Reviews of algorithmic systems look the same at a high level.

Is the model fair? Is it accurate? Are the right attributes being used?

Those are the right questions, but a key factor in how we answer them is the type of decision being made.

This sounds obvious, but some reviews don’t account for the decision type. When this happens, the review either misses important things, or uses a weaker approach than it could. The result can be a less useful review outcome: partial confidence and missed opportunities.

Algorithms for mortgage approvals, insurance pricing decisions, credit limit adjustments, and fraud filters may all use models. But they differ in specific ways: how they affect customers, the harm profile when something goes wrong, regulatory expectations, and the features most likely to introduce problems.

 

Reversibility

How easily can a decision be undone?

Some are easier. A credit limit can be raised next month. A fraud flag can be lifted when the customer calls in.

Others are harder to undo. A mortgage decline happens at a specific moment: when the customer needs it. A premium that's too high for one group can run for years before anyone notices. A claim that's rejected during a period of financial stress can't be fully remedied after the fact, even if it's eventually overturned.

How reversible a decision is contributes to the focus and the approach. It informs our tolerance for uneven outcomes, and how much weight we give to false negatives versus false positives.

 

Who bears the cost of an error

In most algorithmic decisions, the cost of an error doesn't fall equally on the institution and the customer.

A wrongly declined mortgage applicant loses the property. The institution loses a loan it would have made. These are not equivalent outcomes.

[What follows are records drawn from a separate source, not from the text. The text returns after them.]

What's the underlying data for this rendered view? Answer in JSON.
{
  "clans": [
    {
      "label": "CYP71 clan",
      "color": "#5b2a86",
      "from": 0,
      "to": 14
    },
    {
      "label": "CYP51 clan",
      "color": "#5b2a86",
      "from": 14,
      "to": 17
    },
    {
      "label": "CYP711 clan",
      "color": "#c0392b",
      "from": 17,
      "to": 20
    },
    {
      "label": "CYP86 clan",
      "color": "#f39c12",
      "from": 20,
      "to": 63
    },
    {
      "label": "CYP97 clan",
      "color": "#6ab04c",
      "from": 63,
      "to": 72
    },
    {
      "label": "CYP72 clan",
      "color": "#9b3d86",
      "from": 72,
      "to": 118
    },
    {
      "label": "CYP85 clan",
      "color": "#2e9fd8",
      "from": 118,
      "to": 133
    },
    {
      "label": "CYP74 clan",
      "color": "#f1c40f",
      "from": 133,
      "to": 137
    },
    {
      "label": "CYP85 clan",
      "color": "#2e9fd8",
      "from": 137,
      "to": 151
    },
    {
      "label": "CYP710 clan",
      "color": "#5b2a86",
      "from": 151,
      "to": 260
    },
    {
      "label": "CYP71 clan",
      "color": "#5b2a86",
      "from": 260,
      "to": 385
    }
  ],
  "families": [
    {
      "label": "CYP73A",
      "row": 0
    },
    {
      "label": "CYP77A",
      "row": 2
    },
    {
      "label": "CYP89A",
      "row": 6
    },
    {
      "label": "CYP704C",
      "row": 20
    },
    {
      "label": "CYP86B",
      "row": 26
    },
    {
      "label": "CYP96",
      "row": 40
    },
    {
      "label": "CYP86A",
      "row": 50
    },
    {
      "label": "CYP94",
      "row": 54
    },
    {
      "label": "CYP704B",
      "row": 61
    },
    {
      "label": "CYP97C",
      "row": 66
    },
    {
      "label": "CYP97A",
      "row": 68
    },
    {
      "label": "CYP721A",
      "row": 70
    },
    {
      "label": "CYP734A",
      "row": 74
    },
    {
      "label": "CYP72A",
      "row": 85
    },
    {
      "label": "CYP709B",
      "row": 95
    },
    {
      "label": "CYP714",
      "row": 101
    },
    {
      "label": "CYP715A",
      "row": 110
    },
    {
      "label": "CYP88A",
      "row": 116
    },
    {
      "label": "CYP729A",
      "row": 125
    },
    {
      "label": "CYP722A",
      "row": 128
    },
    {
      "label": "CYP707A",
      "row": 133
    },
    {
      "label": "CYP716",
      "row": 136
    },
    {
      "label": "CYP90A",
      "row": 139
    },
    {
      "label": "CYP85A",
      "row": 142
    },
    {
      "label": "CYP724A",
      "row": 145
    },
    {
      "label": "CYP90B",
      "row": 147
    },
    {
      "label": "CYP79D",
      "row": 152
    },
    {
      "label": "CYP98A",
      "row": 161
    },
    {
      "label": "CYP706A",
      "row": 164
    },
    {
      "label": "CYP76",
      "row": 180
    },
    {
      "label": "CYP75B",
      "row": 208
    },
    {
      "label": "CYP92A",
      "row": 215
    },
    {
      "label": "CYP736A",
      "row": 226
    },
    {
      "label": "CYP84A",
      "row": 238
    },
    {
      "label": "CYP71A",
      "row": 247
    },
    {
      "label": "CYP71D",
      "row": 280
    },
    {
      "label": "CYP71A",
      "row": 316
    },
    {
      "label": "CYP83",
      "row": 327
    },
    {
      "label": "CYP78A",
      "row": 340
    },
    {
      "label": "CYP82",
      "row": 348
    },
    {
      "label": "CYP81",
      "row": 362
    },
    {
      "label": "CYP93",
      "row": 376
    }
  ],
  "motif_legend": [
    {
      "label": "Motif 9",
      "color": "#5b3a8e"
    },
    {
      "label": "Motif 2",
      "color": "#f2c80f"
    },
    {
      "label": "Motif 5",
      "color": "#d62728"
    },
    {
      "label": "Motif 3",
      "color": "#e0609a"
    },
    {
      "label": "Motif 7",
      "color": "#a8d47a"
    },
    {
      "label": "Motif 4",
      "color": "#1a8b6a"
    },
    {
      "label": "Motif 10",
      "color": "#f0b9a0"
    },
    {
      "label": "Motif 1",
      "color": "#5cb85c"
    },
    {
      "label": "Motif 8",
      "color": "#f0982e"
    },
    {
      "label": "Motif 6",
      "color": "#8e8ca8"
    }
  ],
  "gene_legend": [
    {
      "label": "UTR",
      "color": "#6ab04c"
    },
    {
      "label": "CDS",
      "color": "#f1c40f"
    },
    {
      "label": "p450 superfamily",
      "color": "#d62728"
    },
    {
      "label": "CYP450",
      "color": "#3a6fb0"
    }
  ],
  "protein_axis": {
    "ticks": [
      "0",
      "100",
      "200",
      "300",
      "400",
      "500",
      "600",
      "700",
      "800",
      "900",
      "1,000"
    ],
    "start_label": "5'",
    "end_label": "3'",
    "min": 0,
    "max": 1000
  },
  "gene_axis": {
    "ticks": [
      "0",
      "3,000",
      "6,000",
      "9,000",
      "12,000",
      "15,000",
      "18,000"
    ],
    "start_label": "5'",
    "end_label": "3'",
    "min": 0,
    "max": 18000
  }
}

A wrongly frozen account or an overpriced policy works the same way: the disruption to the customer is higher than the disruption to the organisation.

When the customer bears most of the downside, we may need to be more conservative about model changes, and quicker to investigate early warning signs like spikes in complaints.

On the flip side, organisational risk gets regulatory priority for some types of decisioning systems (e.g. AML). Reviews need to reflect that too.

 

Regulatory context

Some decision types have decades of regulatory scrutiny behind them.

Mortgage lending, for example, has been a focus of fair lending law for a long time. The expectations are well established.

Others are newer territory. Algorithmic fraud detection is attracting more attention, but the regulatory framework is still developing. That doesn't mean the risk is lower, but it may mean it's less visible.

Hidden or emerging expectations can still result in scrutiny after something has gone wrong. For newer areas, internal standards often need to be ahead of formal rules.

 

What this means for reviews

When scoping a fairness or accuracy review, we consider the decision type. What harm does an error cause, and to whom? What are the regulatory expectations? Which features are most likely to act as proxies for protected attributes in this specific context?

The answers will be different depending on what the model is doing, and the review should reflect that.

Of course, many review frameworks already tier by materiality and impact. Being explicit about decision type helps sharpen these tiers. The core tests may stay the same, but the emphasis, thresholds, and follow‑up questions might shift.

 


Disclaimer: The info in this article is not legal advice. It may not be relevant to your circumstances. It was written for specific contexts within banks and insurers, may not apply to other contexts, and may not be relevant to other types of organisations.